Apart from this, the US seems unable to control the pandemic, resulting in an extension of restrictions. This is why the global market sentiment failed to stop its overnight downtrend, remaining sour during the second half of the Asian session. However, the reason for this could also be associated with the escalating US-China tussle, which is not showing any signs of slowing down, as China says there is a standstill in terms of US-Sino relations.

In a scheduled meeting with US Deputy Secretary of State Wendy Sherman, Chinese Vice Foreign Minister Xie Feng said that the deadlock in US-Sino relations was due to some people in America treating Beijing as an “imaginary enemy.” Foreign Minister Xie urged the United States to change its “extremely negative mindset and extremely dangerous China policy. Furthermore, the negative appearance of the US stocks futures tends to highlight the risk-off sentiment, which is beneficial for the dollar-denominated commodity, gold.

Passing of Joe Biden’s Infrastructure Spending

US lawmakers have still not reached consensus on passing President Joe Biden’s infrastructure spending, which has put an additional burden on the market trading sentiment. The latest comments by US Democratic Senator Joe Manchin were, “Hell no, we’re not pulling the plug,” tweeted CNN’s Manu Raju.

Weaker US Dollar Supports Gold

Despite the downbeat market sentiment, the broad-based US dollar failed to extend its positive performance of the previous-day, dropping just below recent peaks, amid a cautious sentiment ahead of the Federal Reserve meeting. The Fed’s monetary policy meeting will play an essential role in influencing the movement of the US dollar, and provide gold with a fresh directional impetus. Therefore, the declines in the US dollar were seen as one of the critical factors that helped the gold prices to stay bid, as the price of gold is negatively correlated to the price of the US dollar.

Moving on, the market traders will keep their eyes on this week’s key event – the FOMC meeting, that kicks off today. Meanwhile, the developments surrounding the coronavirus saga and the passing of President Joe Biden’s infrastructure spending, will continue to play a key role in the direction of gold.

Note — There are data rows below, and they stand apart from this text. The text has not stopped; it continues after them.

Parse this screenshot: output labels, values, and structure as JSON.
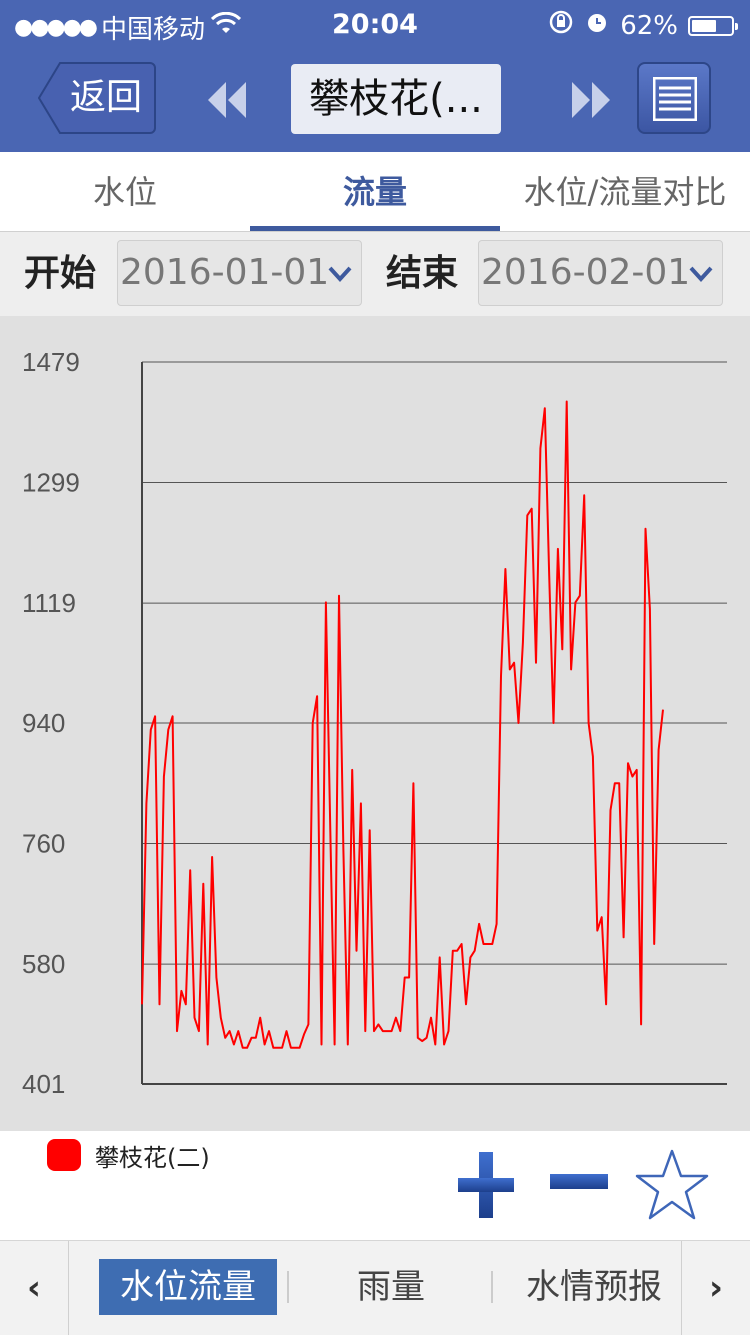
{
  "status_bar": {
    "signal_dots": "●●●●●",
    "carrier": "中国移动",
    "wifi_icon": "wifi-icon",
    "time": "20:04",
    "battery_percent": "62%",
    "battery_level": 0.62
  },
  "nav": {
    "back_label": "返回",
    "station_title": "攀枝花(...",
    "prev_icon": "double-left-arrow-icon",
    "next_icon": "double-right-arrow-icon",
    "list_icon": "list-icon"
  },
  "tabs": [
    {
      "label": "水位",
      "active": false
    },
    {
      "label": "流量",
      "active": true
    },
    {
      "label": "水位/流量对比",
      "active": false
    }
  ],
  "date_filter": {
    "start_label": "开始",
    "start_value": "2016-01-01",
    "end_label": "结束",
    "end_value": "2016-02-01"
  },
  "chart_data": {
    "type": "line",
    "ylim": [
      401,
      1479
    ],
    "yticks": [
      "1479",
      "1299",
      "1119",
      "940",
      "760",
      "580",
      "401"
    ],
    "grid": true,
    "series": [
      {
        "name": "攀枝花(二)",
        "color": "#ff0000",
        "values": [
          520,
          820,
          930,
          950,
          520,
          860,
          930,
          950,
          480,
          540,
          520,
          720,
          500,
          480,
          700,
          460,
          740,
          560,
          500,
          470,
          480,
          460,
          480,
          455,
          455,
          470,
          470,
          500,
          460,
          480,
          455,
          455,
          455,
          480,
          455,
          455,
          455,
          475,
          490,
          940,
          980,
          460,
          1120,
          780,
          460,
          1130,
          750,
          460,
          870,
          600,
          820,
          480,
          780,
          480,
          490,
          480,
          480,
          480,
          500,
          480,
          560,
          560,
          850,
          470,
          465,
          470,
          500,
          460,
          590,
          460,
          480,
          600,
          600,
          610,
          520,
          590,
          600,
          640,
          610,
          610,
          610,
          640,
          1010,
          1170,
          1020,
          1030,
          940,
          1060,
          1250,
          1260,
          1030,
          1350,
          1410,
          1160,
          940,
          1200,
          1050,
          1420,
          1020,
          1120,
          1130,
          1280,
          940,
          890,
          630,
          650,
          520,
          810,
          850,
          850,
          620,
          880,
          860,
          870,
          490,
          1230,
          1110,
          610,
          900,
          960
        ]
      }
    ],
    "legend_position": "bottom-left"
  },
  "legend": {
    "label": "攀枝花(二)",
    "color": "#ff0000"
  },
  "controls": {
    "zoom_in_icon": "plus-icon",
    "zoom_out_icon": "minus-icon",
    "favorite_icon": "star-outline-icon"
  },
  "bottom_nav": {
    "left_arrow": "‹",
    "right_arrow": "›",
    "items": [
      {
        "label": "水位流量",
        "active": true
      },
      {
        "label": "雨量",
        "active": false
      },
      {
        "label": "水情预报",
        "active": false
      }
    ]
  },
  "colors": {
    "header_bg": "#4a66b3",
    "accent": "#3e5a9e",
    "series": "#ff0000"
  }
}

Gold – XAU/USD – Technical Outlook – Traders Brace for a $1,795 Breakout

Gold - XAU/USD Chart

Daily Support and Resistance

S3 1,771.52
S2 1,786.72
S1 1,792.21
Pivot Point: 1,801.91
R1 1,807.4
R2 1,817.11
R3 1,832.3
The precious metal, GOLD, is trading sideways above the 1,795 level, and it could bounce off until the next resistance level of 1,832. On the daily timeframe, the 50 EMA is extending resistance at 1,810 and 1,832. A bullish crossover at 1,832 could lead the gold price towards the 1,844 level.
Alternatively, violation of the 1,795 support level could extend the selling trend until levels of 1,776 and 1,753. The MACD and RSI are staying above and below the mid-levels respectively, indicating indecision among investors. Let’s consider taking a buying position over 1,811, and selling below the same level today. Good luck!